List-Decodable Sparse Mean Estimation via Difference-of-Pairs Filtering

TL;DR

This paper introduces a new, simpler method for list-decodable sparse mean estimation, providing the first efficient algorithms with strong guarantees for distributions with bounded moments, light tails, and Gaussian inliers.

Contribution

It develops a novel technique for list-decodable mean estimation and offers the first efficient algorithms with provable guarantees for sparse means under broad conditions.

Findings

Achieves error of (1/α)^{O(1/t)} for distributions with bounded moments.

Provides optimal error of Θ(√log(1/α)) for Gaussian inliers.
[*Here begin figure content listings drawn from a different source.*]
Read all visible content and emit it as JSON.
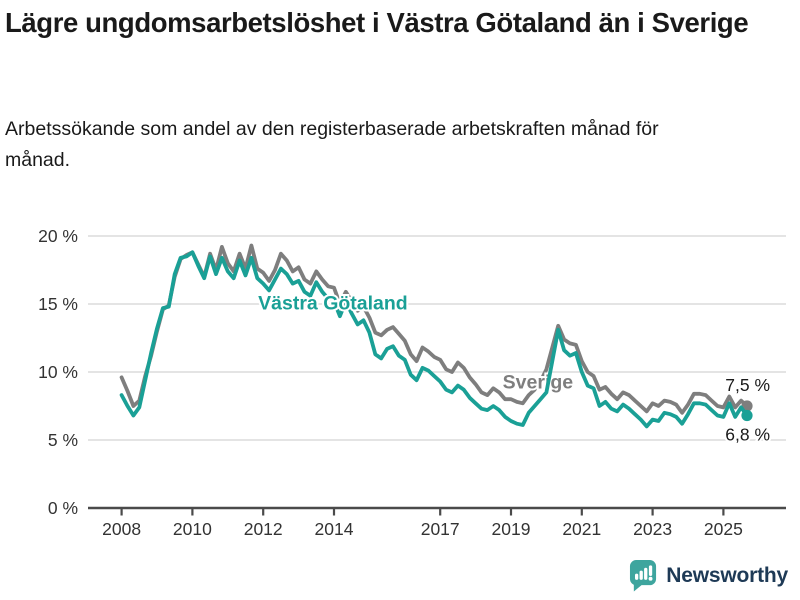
{
  "title": "Lägre ungdomsarbetslöshet i Västra Götaland än i Sverige",
  "subtitle": "Arbetssökande som andel av den registerbaserade arbetskraften månad för månad.",
  "footer": {
    "brand": "Newsworthy",
    "brand_color": "#1e3a56",
    "icon": "newsworthy-speech-bubble-bar-chart-icon",
    "icon_color": "#3ea59e"
  },
  "colors": {
    "vastra_gotaland": "#1aa096",
    "sverige": "#7e7e7e",
    "grid": "#dcdcdc",
    "axis": "#4a4a4a",
    "tick_text": "#333333",
    "value_text": "#1a1a1a",
    "background": "#ffffff"
  },
  "chart_data": {
    "type": "line",
    "unit": "%",
    "grid": true,
    "ylim": [
      0,
      20
    ],
    "xlim": [
      2008.0,
      2025.67
    ],
    "x_start_year": 2008,
    "x_step_months": 2,
    "y_ticks": [
      {
        "value": 0,
        "label": "0 %"
      },
      {
        "value": 5,
        "label": "5 %"
      },
      {
        "value": 10,
        "label": "10 %"
      },
      {
        "value": 15,
        "label": "15 %"
      },
      {
        "value": 20,
        "label": "20 %"
      }
    ],
    "x_ticks": [
      {
        "value": 2008,
        "label": "2008"
      },
      {
        "value": 2010,
        "label": "2010"
      },
      {
        "value": 2012,
        "label": "2012"
      },
      {
        "value": 2014,
        "label": "2014"
      },
      {
        "value": 2017,
        "label": "2017"
      },
      {
        "value": 2019,
        "label": "2019"
      },
      {
        "value": 2021,
        "label": "2021"
      },
      {
        "value": 2023,
        "label": "2023"
      },
      {
        "value": 2025,
        "label": "2025"
      }
    ],
    "series": [
      {
        "name": "Sverige",
        "color": "#7e7e7e",
        "end_label": "7,5 %",
        "end_value": 7.5,
        "label_x": 2019.76,
        "label_y": 8.8,
        "values": [
          9.6,
          8.6,
          7.5,
          7.9,
          9.7,
          11.2,
          13.0,
          14.6,
          14.9,
          17.0,
          18.3,
          18.6,
          18.8,
          17.9,
          17.0,
          18.7,
          17.5,
          19.2,
          18.0,
          17.4,
          18.7,
          17.6,
          19.3,
          17.6,
          17.3,
          16.7,
          17.5,
          18.7,
          18.2,
          17.4,
          17.7,
          16.8,
          16.5,
          17.4,
          16.8,
          16.3,
          16.2,
          15.0,
          15.9,
          15.2,
          14.5,
          14.8,
          14.0,
          12.9,
          12.7,
          13.1,
          13.3,
          12.8,
          12.3,
          11.3,
          10.8,
          11.8,
          11.5,
          11.1,
          10.9,
          10.2,
          10.0,
          10.7,
          10.3,
          9.6,
          9.1,
          8.5,
          8.3,
          8.8,
          8.5,
          8.0,
          8.0,
          7.8,
          7.7,
          8.3,
          8.7,
          9.3,
          10.2,
          11.8,
          13.4,
          12.4,
          12.1,
          12.0,
          10.8,
          10.0,
          9.7,
          8.7,
          8.9,
          8.4,
          8.0,
          8.5,
          8.3,
          7.9,
          7.5,
          7.1,
          7.7,
          7.5,
          7.9,
          7.8,
          7.6,
          7.0,
          7.6,
          8.4,
          8.4,
          8.3,
          7.9,
          7.5,
          7.4,
          8.2,
          7.4,
          7.9,
          7.5
        ]
      },
      {
        "name": "Västra Götaland",
        "color": "#1aa096",
        "end_label": "6,8 %",
        "end_value": 6.8,
        "label_x": 2013.97,
        "label_y": 14.6,
        "values": [
          8.3,
          7.5,
          6.8,
          7.4,
          9.4,
          11.4,
          13.2,
          14.7,
          14.8,
          17.2,
          18.4,
          18.5,
          18.8,
          17.8,
          16.9,
          18.5,
          17.2,
          18.4,
          17.4,
          16.9,
          18.2,
          17.1,
          18.4,
          16.9,
          16.5,
          16.0,
          16.8,
          17.6,
          17.2,
          16.5,
          16.7,
          15.9,
          15.6,
          16.6,
          15.9,
          15.4,
          15.2,
          14.1,
          15.2,
          14.3,
          13.5,
          13.8,
          12.9,
          11.3,
          11.0,
          11.7,
          11.9,
          11.2,
          10.9,
          9.8,
          9.4,
          10.3,
          10.1,
          9.7,
          9.3,
          8.7,
          8.5,
          9.0,
          8.7,
          8.1,
          7.7,
          7.3,
          7.2,
          7.5,
          7.2,
          6.7,
          6.4,
          6.2,
          6.1,
          7.0,
          7.5,
          8.0,
          8.5,
          10.8,
          13.1,
          11.6,
          11.2,
          11.4,
          10.0,
          9.0,
          8.8,
          7.5,
          7.8,
          7.3,
          7.1,
          7.6,
          7.3,
          6.9,
          6.5,
          6.0,
          6.5,
          6.4,
          7.0,
          6.9,
          6.7,
          6.2,
          6.9,
          7.7,
          7.7,
          7.6,
          7.2,
          6.8,
          6.7,
          7.7,
          6.7,
          7.4,
          6.8
        ]
      }
    ]
  }
}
Establishes nearly-matching lower bounds for statistical query and polynomial testing.

Abstract

We study the problem of list-decodable sparse mean estimation. Specifically, for a parameter $\alpha \in (0, 1/2)$, we are given $m$ points in $\mathbb{R}^n$, $\lfloor \alpha m \rfloor$ of which are i.i.d. samples from a distribution $D$ with unknown $k$-sparse mean $\mu$. No assumptions are made on the remaining points, which form the majority of the dataset. The goal is to return a small list of candidates containing a vector $\widehat \mu$ such that $\| \widehat \mu - \mu \|_2$ is small. Prior work had studied the problem of list-decodable mean estimation in the dense setting. In this work, we develop a novel, conceptually simpler technique for list-decodable mean estimation. As the main application of our approach, we provide the first sample and computationally efficient algorithm for list-decodable sparse mean estimation. In particular, for distributions with "certifiably bounded" $t$-th moments in $k$-sparse directions and sufficiently light tails, our algorithm achieves error of $(1/\alpha)^{O(1/t)}$ with sample complexity $m = (k\log(n))^{O(t)}/\alpha$ and running time $\mathrm{poly}(mn^t)$. For the special case of Gaussian inliers, our algorithm achieves the optimal error guarantee of $\Theta (\sqrt{\log(1/\alpha)})$ with quasi-polynomial sample and computational complexity. We complement our upper bounds with nearly-matching statistical query and low-degree polynomial testing lower bounds.